Removing the fish from the water can present plenty of problems, not the least of which is trying to handle a massive, unpredictable animal. Taking the fish out of the water can also seal its fate and result in its untimely death, Hildreth cautioned.
“Once you start trying to pick that fish up out of the water, that’s when you have problems,” he said. “If you pick it up by the lower jaw, you’re going to break that throat latch. He may swim off, but he’s not fine. He’s going to die. The best thing is to leave them in the water.”
Hildreth recommends handling tarpon in the water and using your hand to hold the fish’s lower jaw. When it’s time to release the fish, turn it upright in the water with the mouth facing toward the front of the boat, directly into the current.
“The current will get oxygen into his gills,” Hildreth said. “He will let you know when he’s ready to go. He’ll shake is head, wag his tail, and swim off.”
It’s tips like these Hildreth has learned in his years as a charter captain. Over the years, the importance of conservation has grown in his mind, and he’s hoping the best practices he teaches his clients will catch on among other anglers.
“Tarpon are a renewable resource,” he said. “That fish can grow to an age of 60 or 70 years old, and there’s no need to kill a creature like that. Nowadays, it goes a lot further to release that fish so it can be caught again and stay a renewable resource. Years ago, people just didn’t know any better. They thought there were so many fish that it didn’t matter if you killed it and hung it up at the dock. But we know that’s not true anymore.”
Ryan Harrell, a CRD marine biologist who works with the Marine Sportfish Population Health Survey, echoed Hildreth and said anglers don’t necessarily need to cause the death of a fish to have a trophy.
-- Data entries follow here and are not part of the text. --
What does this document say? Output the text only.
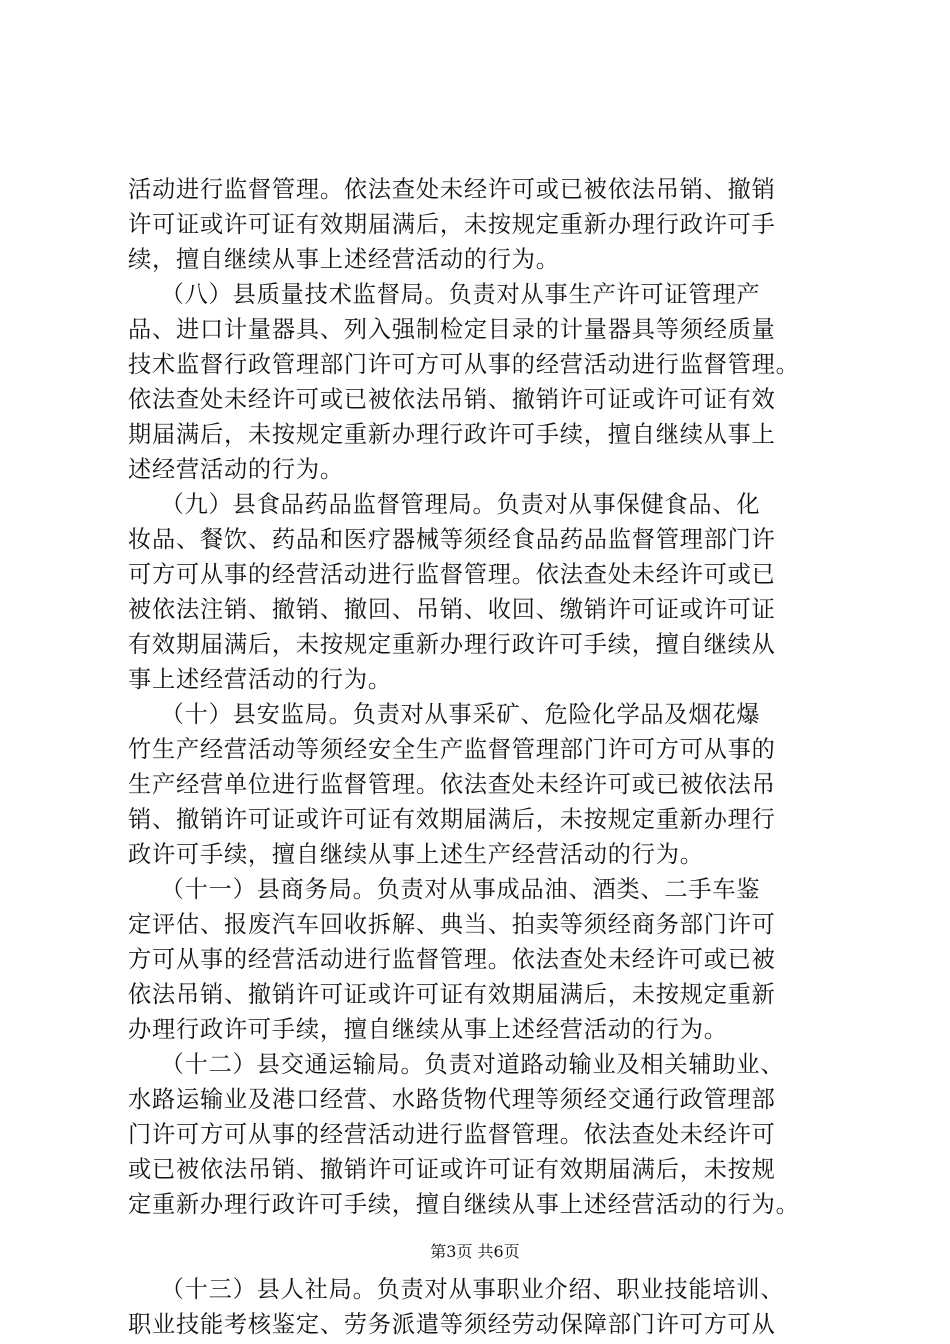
活动进行监督管理。依法查处未经许可或已被依法吊销、撤销
许可证或许可证有效期届满后，未按规定重新办理行政许可手
续，擅自继续从事上述经营活动的行为。
（八）县质量技术监督局。负责对从事生产许可证管理产
品、进口计量器具、列入强制检定目录的计量器具等须经质量
技术监督行政管理部门许可方可从事的经营活动进行监督管理。
依法查处未经许可或已被依法吊销、撤销许可证或许可证有效
期届满后，未按规定重新办理行政许可手续，擅自继续从事上
述经营活动的行为。
（九）县食品药品监督管理局。负责对从事保健食品、化
妆品、餐饮、药品和医疗器械等须经食品药品监督管理部门许
可方可从事的经营活动进行监督管理。依法查处未经许可或已
被依法注销、撤销、撤回、吊销、收回、缴销许可证或许可证
有效期届满后，未按规定重新办理行政许可手续，擅自继续从
事上述经营活动的行为。
（十）县安监局。负责对从事采矿、危险化学品及烟花爆
竹生产经营活动等须经安全生产监督管理部门许可方可从事的
生产经营单位进行监督管理。依法查处未经许可或已被依法吊
销、撤销许可证或许可证有效期届满后，未按规定重新办理行
政许可手续，擅自继续从事上述生产经营活动的行为。
（十一）县商务局。负责对从事成品油、酒类、二手车鉴
定评估、报废汽车回收拆解、典当、拍卖等须经商务部门许可
方可从事的经营活动进行监督管理。依法查处未经许可或已被
依法吊销、撤销许可证或许可证有效期届满后，未按规定重新
办理行政许可手续，擅自继续从事上述经营活动的行为。
（十二）县交通运输局。负责对道路动输业及相关辅助业、
水路运输业及港口经营、水路货物代理等须经交通行政管理部
门许可方可从事的经营活动进行监督管理。依法查处未经许可
或已被依法吊销、撤销许可证或许可证有效期届满后，未按规
定重新办理行政许可手续，擅自继续从事上述经营活动的行为。
（十三）县人社局。负责对从事职业介绍、职业技能培训、
职业技能考核鉴定、劳务派遣等须经劳动保障部门许可方可从
第3页 共6页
“The days of bringing tarpon to the dock are no longer celebrated,” Harrell said. “For angers wanting a trophy, fiberglass reproductions are now available. All you need is the length, girth and a photograph of your catch, which can all be accomplished without removing the fish from the water. Online calculators are also available to estimate the weight of a fish without having to hang them on a scale.”
Harrell isn’t alone in the scientific community with his advice on proper handling.
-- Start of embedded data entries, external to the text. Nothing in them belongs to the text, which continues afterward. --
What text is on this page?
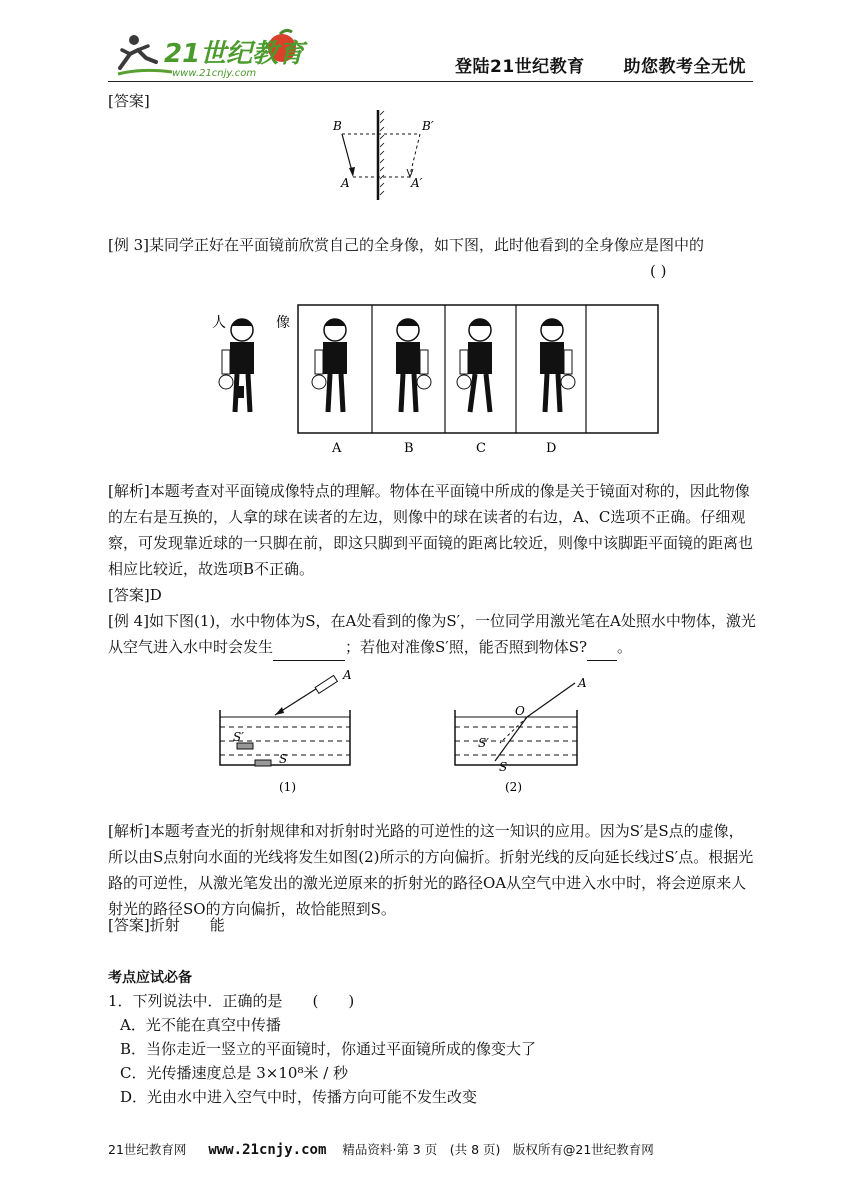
21世纪教育
www.21cnjy.com	登陆21世纪教育 助您教考全无忧
[答案]
B	B′
A	A′
[例 3]某同学正好在平面镜前欣赏自己的全身像，如下图，此时他看到的全身像应是图中的
( )
人	像
A	B	C	D
[解析]本题考查对平面镜成像特点的理解。物体在平面镜中所成的像是关于镜面对称的，因此物像的左右是互换的，人拿的球在读者的左边，则像中的球在读者的右边，A、C选项不正确。仔细观察，可发现靠近球的一只脚在前，即这只脚到平面镜的距离比较近，则像中该脚距平面镜的距离也相应比较近，故选项B不正确。
[答案]D
[例 4]如下图(1)，水中物体为S，在A处看到的像为S′，一位同学用激光笔在A处照水中物体，激光从空气进入水中时会发生	；若他对准像S′照，能否照到物体S? 。
A
S′
S
(1)
A
O
S′
S
(2)
[解析]本题考查光的折射规律和对折射时光路的可逆性的这一知识的应用。因为S′是S点的虚像，所以由S点射向水面的光线将发生如图(2)所示的方向偏折。折射光线的反向延长线过S′点。根据光路的可逆性，从激光笔发出的激光逆原来的折射光的路径OA从空气中进入水中时，将会逆原来人射光的路径SO的方向偏折，故恰能照到S。
[答案]折射 能
考点应试必备
1．下列说法中．正确的是　　(　　)
A．光不能在真空中传播
B．当你走近一竖立的平面镜时，你通过平面镜所成的像变大了
C．光传播速度总是 3×10⁸米 / 秒
D．光由水中进入空气中时，传播方向可能不发生改变
21世纪教育网 www.21cnjy.com 精品资料·第 3 页　(共 8 页)　版权所有@21世纪教育网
Aaron Adams, director of Science and Conservation with the Miami-based Bonefish and Tarpon Trust, said conservation today means fishing tomorrow.
“If anglers want to ensure they can go out and catch tarpon in 10 years, they better start treating them right in handling and be involved in other aspects of conservation,” he said. “There are not as many tarpon today as there were 50 years ago, and the only way to have them around in abundance is to follow best practices that we find appropriate. It’s not just about the fish and the fishery–it’s about behaving responsibly.”